12.12.2013 | aktual.: 12.12.2013 10:23
Demonstranci najpierw usunęli drut kolczasty przed murem okalającym posesję, po czym przeskoczyli ogrodzenie i weszli na teren siedziby rządu i premier Yingluck Shinawatry. Reuters donosi, że zastali tam oddziały prewencji policji, ale do żadnych starć nie doszło. Manifestanci wycofali się po kilku minutach.
Po jakimś czasie Associated Press poinformowała, że protestujący odcięli prąd w siedzibie rządu.

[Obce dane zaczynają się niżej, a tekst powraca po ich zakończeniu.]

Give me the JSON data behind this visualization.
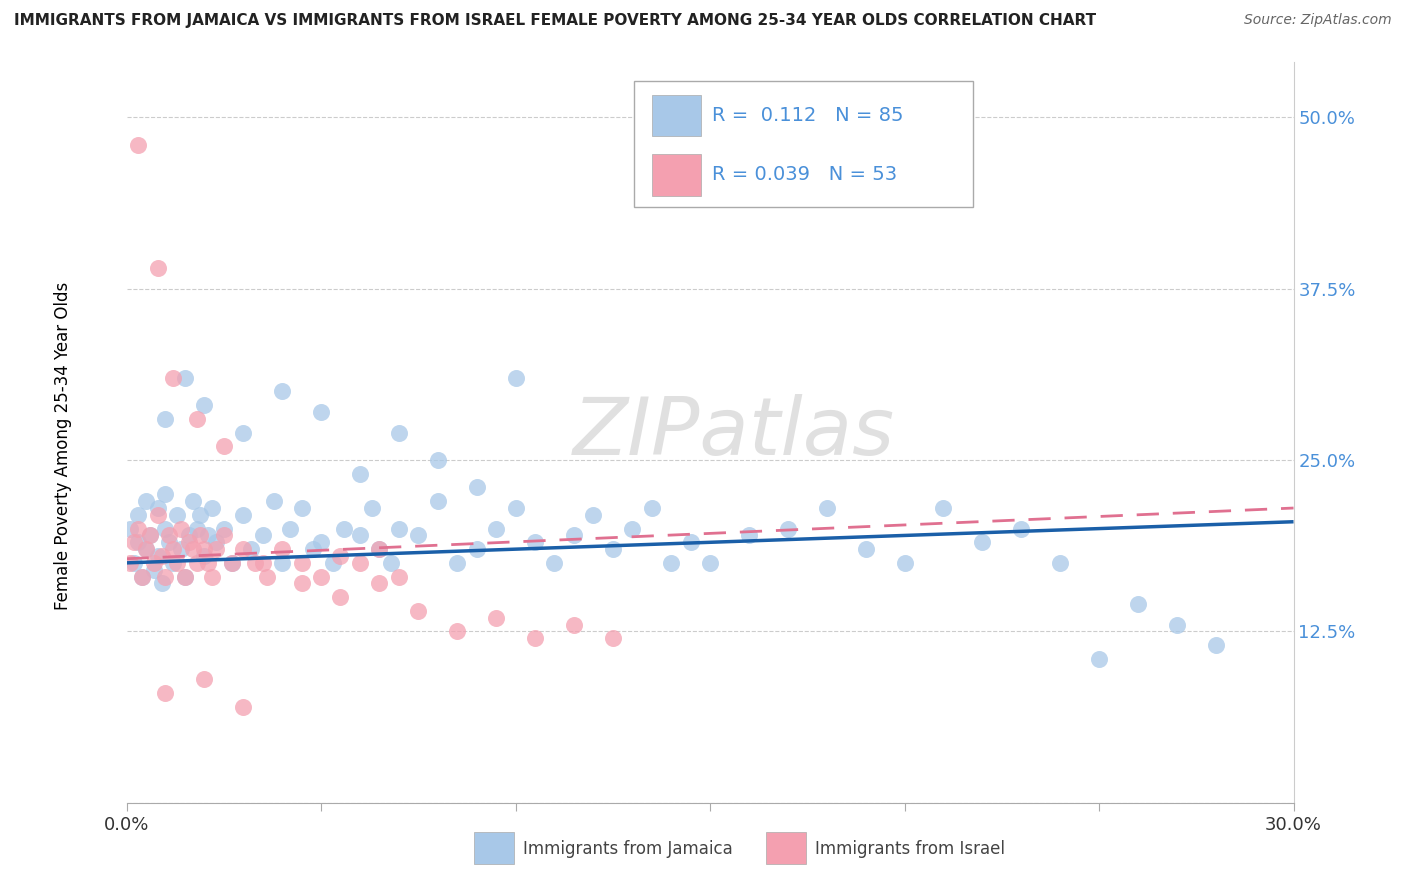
{
  "title": "IMMIGRANTS FROM JAMAICA VS IMMIGRANTS FROM ISRAEL FEMALE POVERTY AMONG 25-34 YEAR OLDS CORRELATION CHART",
  "source": "Source: ZipAtlas.com",
  "ylabel": "Female Poverty Among 25-34 Year Olds",
  "xlim": [
    0.0,
    0.3
  ],
  "ylim": [
    0.0,
    0.54
  ],
  "yticks": [
    0.0,
    0.125,
    0.25,
    0.375,
    0.5
  ],
  "ytick_labels": [
    "",
    "12.5%",
    "25.0%",
    "37.5%",
    "50.0%"
  ],
  "xticks": [
    0.0,
    0.05,
    0.1,
    0.15,
    0.2,
    0.25,
    0.3
  ],
  "xtick_labels": [
    "0.0%",
    "",
    "",
    "",
    "",
    "",
    "30.0%"
  ],
  "color_jamaica": "#a8c8e8",
  "color_israel": "#f4a0b0",
  "line_color_jamaica": "#1a5fa8",
  "line_color_israel": "#e07090",
  "watermark": "ZIPatlas",
  "legend_entry1_r": "0.112",
  "legend_entry1_n": "85",
  "legend_entry2_r": "0.039",
  "legend_entry2_n": "53",
  "legend_color": "#4a90d9",
  "jamaica_x": [
    0.001,
    0.002,
    0.003,
    0.003,
    0.004,
    0.005,
    0.005,
    0.006,
    0.007,
    0.008,
    0.008,
    0.009,
    0.01,
    0.01,
    0.011,
    0.012,
    0.013,
    0.014,
    0.015,
    0.016,
    0.017,
    0.018,
    0.019,
    0.02,
    0.021,
    0.022,
    0.023,
    0.025,
    0.027,
    0.03,
    0.032,
    0.035,
    0.038,
    0.04,
    0.042,
    0.045,
    0.048,
    0.05,
    0.053,
    0.056,
    0.06,
    0.063,
    0.065,
    0.068,
    0.07,
    0.075,
    0.08,
    0.085,
    0.09,
    0.095,
    0.1,
    0.105,
    0.11,
    0.115,
    0.12,
    0.125,
    0.13,
    0.135,
    0.14,
    0.145,
    0.15,
    0.16,
    0.17,
    0.18,
    0.19,
    0.2,
    0.21,
    0.22,
    0.23,
    0.24,
    0.25,
    0.26,
    0.27,
    0.28,
    0.01,
    0.015,
    0.02,
    0.03,
    0.04,
    0.05,
    0.06,
    0.07,
    0.08,
    0.09,
    0.1
  ],
  "jamaica_y": [
    0.2,
    0.175,
    0.19,
    0.21,
    0.165,
    0.185,
    0.22,
    0.195,
    0.17,
    0.215,
    0.18,
    0.16,
    0.2,
    0.225,
    0.19,
    0.175,
    0.21,
    0.185,
    0.165,
    0.195,
    0.22,
    0.2,
    0.21,
    0.18,
    0.195,
    0.215,
    0.19,
    0.2,
    0.175,
    0.21,
    0.185,
    0.195,
    0.22,
    0.175,
    0.2,
    0.215,
    0.185,
    0.19,
    0.175,
    0.2,
    0.195,
    0.215,
    0.185,
    0.175,
    0.2,
    0.195,
    0.22,
    0.175,
    0.185,
    0.2,
    0.215,
    0.19,
    0.175,
    0.195,
    0.21,
    0.185,
    0.2,
    0.215,
    0.175,
    0.19,
    0.175,
    0.195,
    0.2,
    0.215,
    0.185,
    0.175,
    0.215,
    0.19,
    0.2,
    0.175,
    0.105,
    0.145,
    0.13,
    0.115,
    0.28,
    0.31,
    0.29,
    0.27,
    0.3,
    0.285,
    0.24,
    0.27,
    0.25,
    0.23,
    0.31
  ],
  "israel_x": [
    0.001,
    0.002,
    0.003,
    0.004,
    0.005,
    0.006,
    0.007,
    0.008,
    0.009,
    0.01,
    0.011,
    0.012,
    0.013,
    0.014,
    0.015,
    0.016,
    0.017,
    0.018,
    0.019,
    0.02,
    0.021,
    0.022,
    0.023,
    0.025,
    0.027,
    0.03,
    0.033,
    0.036,
    0.04,
    0.045,
    0.05,
    0.055,
    0.06,
    0.065,
    0.07,
    0.003,
    0.008,
    0.012,
    0.018,
    0.025,
    0.035,
    0.045,
    0.055,
    0.065,
    0.075,
    0.085,
    0.095,
    0.105,
    0.115,
    0.125,
    0.01,
    0.02,
    0.03
  ],
  "israel_y": [
    0.175,
    0.19,
    0.2,
    0.165,
    0.185,
    0.195,
    0.175,
    0.21,
    0.18,
    0.165,
    0.195,
    0.185,
    0.175,
    0.2,
    0.165,
    0.19,
    0.185,
    0.175,
    0.195,
    0.185,
    0.175,
    0.165,
    0.185,
    0.195,
    0.175,
    0.185,
    0.175,
    0.165,
    0.185,
    0.175,
    0.165,
    0.18,
    0.175,
    0.185,
    0.165,
    0.48,
    0.39,
    0.31,
    0.28,
    0.26,
    0.175,
    0.16,
    0.15,
    0.16,
    0.14,
    0.125,
    0.135,
    0.12,
    0.13,
    0.12,
    0.08,
    0.09,
    0.07
  ]
}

Podczas zajścia pani premier nie było w kancelarii, ale wkrótce potem wydała w telewizji oświadczenie, że 15 grudnia odbędzie się spotkanie ze wszystkimi grupami społeczeństwa w celu znalezienia rozwiązania kryzysu politycznego w kraju. Agencja AP zwraca uwagę, że nie wiadomo, gdzie Yingluck znajdowała się, gdy wygłaszała oświadczenie.
Tymczasem przywódca antyrządowych protestów, były wicepremier Suthep Thaugsuban zwrócił się do dowódców wojskowych i policji, aby spotkali się z nim i opowiedzieli się po którejś ze stron trwającego już od ponad miesiąca kryzysu.
Mająca duże wpływy w Tajlandii armia oświadczyła, nie chce mieszać się w konflikt, ale może mediować. Od 1932 roku, kiedy nastąpił wojskowo-cywilny zamach, który doprowadził do ustanowienia monarchii konstytucyjnej, kraj ten doświadczył 18 przewrotów lub prób ich dokonania.
W poniedziałek około 160 tysięcy ludzi zgromadziło się przed siedzibą rządu i premier Yingluck, domagając się dymisji i przekazania władzy bliżej nieokreślonej "radzie ludowej".
Tego samego dnia szefowa rządu ogłosiła rozwiązanie parlamentu i wyznaczyła przedterminowe wybory na 2 lutego. Opozycja zapowiedziała jednak kontynuowanie demonstracji, których celem jest dymisja rządu.
Protesty rozpoczęły się w Bangkoku, gdy rząd poparł projekt ustawy amnestyjnej, która mogłaby umożliwić powrót do Tajlandii brata obecnej premier, byłego szefa rządu Thaksina Shinawatry, skazanego w 2008 roku na więzienie za korupcję.
Yingluck Shinawatra jest dość powszechnie postrzegana jako reprezentantka interesów swego przebywającego poza krajem brata, który za jej pośrednictwem wywiera wpływ na politykę rządu.